I don’t think I ever thanked you. I was glad you came over to my house.
By the time the sun had set, and the stars glistened across the sky, Frank’s breaths had become slower, more consistent.
“Are you ready to talk about it now?” Primrose asked, being careful of Frank’s fragile situation.
“No, I’d rather talk about something else,” He replied quietly.
“Did you ever get those letters I sent you?” He asked, looking straight into Primrose’s confident eyes. She always seemed to know what she was doing, the certainty shown through every aspect of her.

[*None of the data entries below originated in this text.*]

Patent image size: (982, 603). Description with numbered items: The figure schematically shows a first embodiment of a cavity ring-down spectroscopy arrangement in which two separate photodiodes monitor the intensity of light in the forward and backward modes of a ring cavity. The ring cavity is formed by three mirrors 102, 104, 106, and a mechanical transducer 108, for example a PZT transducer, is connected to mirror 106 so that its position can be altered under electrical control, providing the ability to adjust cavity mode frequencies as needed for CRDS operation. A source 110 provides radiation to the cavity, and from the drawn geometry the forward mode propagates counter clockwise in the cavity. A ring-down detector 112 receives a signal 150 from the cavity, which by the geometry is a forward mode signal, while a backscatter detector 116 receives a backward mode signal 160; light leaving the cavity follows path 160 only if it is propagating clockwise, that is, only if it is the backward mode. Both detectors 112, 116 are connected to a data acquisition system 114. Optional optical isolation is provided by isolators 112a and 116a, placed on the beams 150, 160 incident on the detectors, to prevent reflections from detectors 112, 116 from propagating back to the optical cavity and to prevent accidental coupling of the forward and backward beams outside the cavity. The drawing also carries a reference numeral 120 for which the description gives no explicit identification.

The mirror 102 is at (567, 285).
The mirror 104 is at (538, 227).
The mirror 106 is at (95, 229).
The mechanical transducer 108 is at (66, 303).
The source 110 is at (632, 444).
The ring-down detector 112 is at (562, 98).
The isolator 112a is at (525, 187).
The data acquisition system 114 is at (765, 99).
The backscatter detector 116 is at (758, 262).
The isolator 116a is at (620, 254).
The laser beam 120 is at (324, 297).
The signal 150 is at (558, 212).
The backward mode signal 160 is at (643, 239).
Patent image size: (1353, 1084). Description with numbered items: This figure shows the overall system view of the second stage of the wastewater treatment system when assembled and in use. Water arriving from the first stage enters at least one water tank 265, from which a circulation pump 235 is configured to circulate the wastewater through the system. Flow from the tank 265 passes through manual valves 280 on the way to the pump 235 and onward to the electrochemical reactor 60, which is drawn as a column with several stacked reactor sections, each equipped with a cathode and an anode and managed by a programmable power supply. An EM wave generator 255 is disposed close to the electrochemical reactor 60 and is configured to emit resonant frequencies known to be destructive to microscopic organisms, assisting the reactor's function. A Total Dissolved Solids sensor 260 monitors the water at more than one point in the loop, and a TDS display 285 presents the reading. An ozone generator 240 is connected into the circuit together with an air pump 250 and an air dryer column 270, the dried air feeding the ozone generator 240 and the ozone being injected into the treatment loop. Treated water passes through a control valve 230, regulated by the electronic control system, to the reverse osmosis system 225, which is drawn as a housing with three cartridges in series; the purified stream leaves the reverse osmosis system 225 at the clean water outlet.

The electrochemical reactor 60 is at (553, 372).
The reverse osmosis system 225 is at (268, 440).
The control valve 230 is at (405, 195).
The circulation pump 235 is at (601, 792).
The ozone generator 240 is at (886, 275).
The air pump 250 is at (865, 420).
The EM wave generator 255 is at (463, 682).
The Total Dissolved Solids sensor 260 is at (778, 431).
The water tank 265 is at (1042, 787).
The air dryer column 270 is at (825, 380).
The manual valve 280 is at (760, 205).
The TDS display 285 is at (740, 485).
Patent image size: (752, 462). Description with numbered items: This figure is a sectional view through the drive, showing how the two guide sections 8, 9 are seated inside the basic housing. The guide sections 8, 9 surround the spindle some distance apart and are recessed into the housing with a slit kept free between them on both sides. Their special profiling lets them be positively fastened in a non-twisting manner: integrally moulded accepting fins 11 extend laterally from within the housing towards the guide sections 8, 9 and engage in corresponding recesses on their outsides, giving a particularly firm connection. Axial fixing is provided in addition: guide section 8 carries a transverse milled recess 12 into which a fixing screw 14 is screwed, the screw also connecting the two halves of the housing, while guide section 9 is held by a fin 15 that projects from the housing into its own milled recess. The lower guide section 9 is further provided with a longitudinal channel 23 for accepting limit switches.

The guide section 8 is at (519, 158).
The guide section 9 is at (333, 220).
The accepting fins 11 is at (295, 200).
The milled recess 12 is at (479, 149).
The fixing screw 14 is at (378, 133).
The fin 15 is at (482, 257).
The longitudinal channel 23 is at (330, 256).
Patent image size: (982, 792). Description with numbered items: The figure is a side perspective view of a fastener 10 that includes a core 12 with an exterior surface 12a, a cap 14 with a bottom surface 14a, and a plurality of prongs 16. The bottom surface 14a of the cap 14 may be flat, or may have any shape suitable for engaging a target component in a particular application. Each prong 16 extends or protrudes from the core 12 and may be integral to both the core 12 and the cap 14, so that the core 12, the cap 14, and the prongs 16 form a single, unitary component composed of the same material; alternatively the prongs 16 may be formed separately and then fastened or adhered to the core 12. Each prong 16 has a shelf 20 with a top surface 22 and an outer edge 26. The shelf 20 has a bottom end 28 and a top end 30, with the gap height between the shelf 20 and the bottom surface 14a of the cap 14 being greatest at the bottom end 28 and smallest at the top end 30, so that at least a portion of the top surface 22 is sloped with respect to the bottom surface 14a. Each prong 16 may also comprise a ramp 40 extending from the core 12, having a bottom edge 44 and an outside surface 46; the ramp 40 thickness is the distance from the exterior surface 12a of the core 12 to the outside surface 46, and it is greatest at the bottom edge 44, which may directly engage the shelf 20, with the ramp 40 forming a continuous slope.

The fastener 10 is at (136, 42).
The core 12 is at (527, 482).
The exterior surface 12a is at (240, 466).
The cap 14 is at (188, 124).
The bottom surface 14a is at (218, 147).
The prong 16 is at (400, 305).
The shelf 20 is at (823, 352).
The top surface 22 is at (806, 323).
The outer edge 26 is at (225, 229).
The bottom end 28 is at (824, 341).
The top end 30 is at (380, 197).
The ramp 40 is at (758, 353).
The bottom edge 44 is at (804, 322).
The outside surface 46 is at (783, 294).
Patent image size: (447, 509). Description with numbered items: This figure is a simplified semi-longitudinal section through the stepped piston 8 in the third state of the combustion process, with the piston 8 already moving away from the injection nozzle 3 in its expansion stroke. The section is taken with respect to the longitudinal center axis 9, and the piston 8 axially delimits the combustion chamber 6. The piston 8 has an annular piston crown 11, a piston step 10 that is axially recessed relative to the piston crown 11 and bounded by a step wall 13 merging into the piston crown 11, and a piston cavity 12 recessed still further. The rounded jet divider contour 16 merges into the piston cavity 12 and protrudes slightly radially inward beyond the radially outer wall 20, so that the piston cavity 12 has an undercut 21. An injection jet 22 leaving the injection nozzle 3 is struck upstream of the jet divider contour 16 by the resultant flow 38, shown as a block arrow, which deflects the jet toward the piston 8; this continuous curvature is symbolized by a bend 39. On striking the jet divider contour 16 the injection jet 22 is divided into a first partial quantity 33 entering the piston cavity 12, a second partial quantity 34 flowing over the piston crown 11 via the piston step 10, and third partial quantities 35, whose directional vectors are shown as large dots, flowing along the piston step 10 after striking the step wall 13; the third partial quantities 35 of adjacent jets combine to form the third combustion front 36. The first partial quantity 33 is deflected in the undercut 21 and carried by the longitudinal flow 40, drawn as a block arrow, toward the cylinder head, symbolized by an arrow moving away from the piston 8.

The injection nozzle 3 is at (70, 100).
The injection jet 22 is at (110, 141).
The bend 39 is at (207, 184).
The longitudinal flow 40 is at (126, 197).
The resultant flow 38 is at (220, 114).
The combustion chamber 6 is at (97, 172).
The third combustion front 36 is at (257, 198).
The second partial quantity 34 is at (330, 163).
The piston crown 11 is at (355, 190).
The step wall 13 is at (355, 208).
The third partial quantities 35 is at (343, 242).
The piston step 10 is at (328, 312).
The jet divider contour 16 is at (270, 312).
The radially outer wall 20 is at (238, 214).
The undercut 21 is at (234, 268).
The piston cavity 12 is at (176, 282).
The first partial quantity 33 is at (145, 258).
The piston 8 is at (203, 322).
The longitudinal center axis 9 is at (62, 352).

“Yes, why,” she responded.
“You never wrote back.”
“I didn’t think I needed to.” Primrose twisted the silver ring on her finger, a nervous habit.
“Why not?” he countered, a puzzled expression scrawled across his face.
“I was going to respond after you sent me the first letter, but once I figured out what I was going to say, another one came in the mail. And that’s when I realized,” she paused, “I realized that these letters weren’t for me, they were for you. They were helping you cope with your family drama. I didn’t want to mess it up. So, I simply sat back and read the letters you sent me. They are beautifully worded, by the way. You have a real knack for writing.”
Frank blushed at the compliment, “How do you handle it?”
“What do you mean?” Primrose was startled by the sudden change of topic.
“I rely on my chosen family,” she smiled, but worry was etched between every crevasse in her face, “My friends are the only thing that are always here, even when the rest of my world is being swept away. They ground me.”
“I’m going to need you,” he leaned his head on Primrose’s shoulder.